Review: ‘Ramen Heads’, A Mouth-Watering Ramen Documentary

Picture a perfect bowl of ramen: the steaming broth and noodles and toppings, the slurping sound you relish making as you eat it, the warmth in your belly after a bowl. Koki Shigeno’s debut documentary, Ramen Heads, will tantalize you with gorgeous shots of ramen as it’s being made by the best chefs in Japan, the nation that gave us this delicious food, with a look at its history and the kind of work that goes into making little shops nationally and internationally acclaimed. 

 
The movie starts with, and focuses on, Osama Tomita, Japan’s “King of Ramen” who is earning the prestigious Tokyo Ramen of the Year award for the third year in a row. We see how much obsessive work he puts into perfecting the broth (a combination of 3 different broths started at 3 different times comprised of a veritable cauldron of ingredients chock full of pork bones and a straight-up pig’s head) and noodles (a mix of 4 specific flours that changes seasonally). The love and care he has for his ramen and his customers is clear: the shop is closed if he isn’t able to personally make the broth and flour mixture for the noodles, he makes his noodles extra long and wide and smooth for maximum slurpability, and if one of his apprentices loses focus for a moment he sends him outside. He even designed the seating ticketing system for customers, which reduced the length of the line for Tomita to just a quarter of what it was a year prior. Even on his days off, he is visiting other ramen shops. Towards the end of the film, he is planning a 10th anniversary celebration for his ramen shop with ramen heavyweights Shota Iida, whose noodles are agreed to be the best, and Yuki Onishi, the first ramen chef to earn a Michelin star. Watching these three men at the top of the culinary game working together with premium ingredients to make a special bowl of ramen for customers gave me goosebumps, because they really cared about the ramen and the taste above all else. I envied the 200 customers who were able to enjoy the final product. 
 

In the middle of Tomita’s story was an animation about the history of ramen, a dish brought to Japan by Chinese immigrants and embraced as a post-war comfort. We learn about where shio and shoyu and tonkotsu and miso ramen come from, and about several other renowned bowls of ramen to add to your food bucket list: the clean shio made with just red snapper, one of almost a thousand of bowls of shoyu served daily at the Tsukiji fish market, the homey miso ramen served at a shop owned by a woman (a rarity in the ramen world), and the ramen made in a historic shop the same way it was made there 50 years ago. 
While the middle section of the film was strange as far as the momentum of the story, and the scoring and typographical choices at times puzzled me, I really loved learning about the history of ramen and its cultural significance, as well as about other famous ramen shops and what made them famous.

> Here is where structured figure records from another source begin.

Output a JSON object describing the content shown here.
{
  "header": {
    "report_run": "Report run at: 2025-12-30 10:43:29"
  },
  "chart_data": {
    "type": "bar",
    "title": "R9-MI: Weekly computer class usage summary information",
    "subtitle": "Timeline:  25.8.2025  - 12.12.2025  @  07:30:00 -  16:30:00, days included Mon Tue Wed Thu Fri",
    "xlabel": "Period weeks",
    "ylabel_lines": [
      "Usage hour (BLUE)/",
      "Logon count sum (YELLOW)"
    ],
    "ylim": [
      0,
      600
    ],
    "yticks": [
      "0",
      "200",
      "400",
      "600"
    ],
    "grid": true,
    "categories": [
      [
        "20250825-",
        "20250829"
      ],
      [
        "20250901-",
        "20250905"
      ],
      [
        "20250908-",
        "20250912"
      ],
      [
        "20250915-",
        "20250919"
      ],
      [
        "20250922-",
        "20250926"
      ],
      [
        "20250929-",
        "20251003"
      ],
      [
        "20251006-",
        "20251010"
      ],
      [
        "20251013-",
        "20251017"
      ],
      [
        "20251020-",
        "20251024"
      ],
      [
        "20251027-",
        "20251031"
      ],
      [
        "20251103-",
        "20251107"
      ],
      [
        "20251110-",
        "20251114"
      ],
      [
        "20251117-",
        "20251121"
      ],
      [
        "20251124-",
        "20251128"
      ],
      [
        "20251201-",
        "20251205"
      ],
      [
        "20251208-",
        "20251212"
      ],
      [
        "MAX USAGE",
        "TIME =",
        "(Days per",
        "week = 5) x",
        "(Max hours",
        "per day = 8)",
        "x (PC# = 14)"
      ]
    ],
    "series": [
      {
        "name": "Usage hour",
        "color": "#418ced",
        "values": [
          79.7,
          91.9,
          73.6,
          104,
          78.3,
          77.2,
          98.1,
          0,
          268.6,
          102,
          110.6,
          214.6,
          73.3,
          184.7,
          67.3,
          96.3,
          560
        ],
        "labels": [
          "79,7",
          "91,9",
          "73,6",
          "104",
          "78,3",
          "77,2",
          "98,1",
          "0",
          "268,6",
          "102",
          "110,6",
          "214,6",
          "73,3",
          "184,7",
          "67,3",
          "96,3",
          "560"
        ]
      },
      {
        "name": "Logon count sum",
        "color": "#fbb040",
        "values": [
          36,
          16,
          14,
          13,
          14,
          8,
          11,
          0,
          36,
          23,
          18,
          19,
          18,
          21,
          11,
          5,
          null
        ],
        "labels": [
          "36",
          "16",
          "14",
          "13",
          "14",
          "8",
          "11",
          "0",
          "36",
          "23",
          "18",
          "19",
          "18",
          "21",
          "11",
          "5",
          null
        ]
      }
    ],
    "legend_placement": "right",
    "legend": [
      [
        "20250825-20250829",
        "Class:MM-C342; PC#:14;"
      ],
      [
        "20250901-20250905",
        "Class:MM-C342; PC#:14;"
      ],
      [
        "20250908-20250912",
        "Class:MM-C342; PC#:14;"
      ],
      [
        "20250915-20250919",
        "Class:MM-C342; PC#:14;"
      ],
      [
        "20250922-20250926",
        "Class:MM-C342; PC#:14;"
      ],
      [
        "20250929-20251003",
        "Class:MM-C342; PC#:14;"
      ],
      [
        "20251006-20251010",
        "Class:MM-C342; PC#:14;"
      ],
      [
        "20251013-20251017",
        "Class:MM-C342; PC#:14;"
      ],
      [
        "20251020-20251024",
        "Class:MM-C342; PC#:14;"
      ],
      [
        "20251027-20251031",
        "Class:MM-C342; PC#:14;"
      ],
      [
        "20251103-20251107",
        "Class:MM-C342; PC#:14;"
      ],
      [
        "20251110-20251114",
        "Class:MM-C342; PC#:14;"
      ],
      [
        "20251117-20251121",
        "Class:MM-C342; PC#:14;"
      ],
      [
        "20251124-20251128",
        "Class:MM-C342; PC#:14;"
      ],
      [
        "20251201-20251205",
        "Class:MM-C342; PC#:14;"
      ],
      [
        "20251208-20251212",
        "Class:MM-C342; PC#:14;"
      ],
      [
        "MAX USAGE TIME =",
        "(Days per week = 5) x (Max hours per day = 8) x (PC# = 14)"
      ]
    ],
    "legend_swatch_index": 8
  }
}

Watching these chefs lovingly prepare hundreds of bowls of ramen a day made me crave a bowl myself while still feeling warmed through inside, knowing that there are so many chefs putting so much care into a food they truly love and know their customers truly love as well. In this post-Jiro Dreams of Sushi era, I’m glad that the beautiful food documentary momentum hasn’t slowed down. Watch Ramen Heads if you love food, ramen, or watching masters at their craft.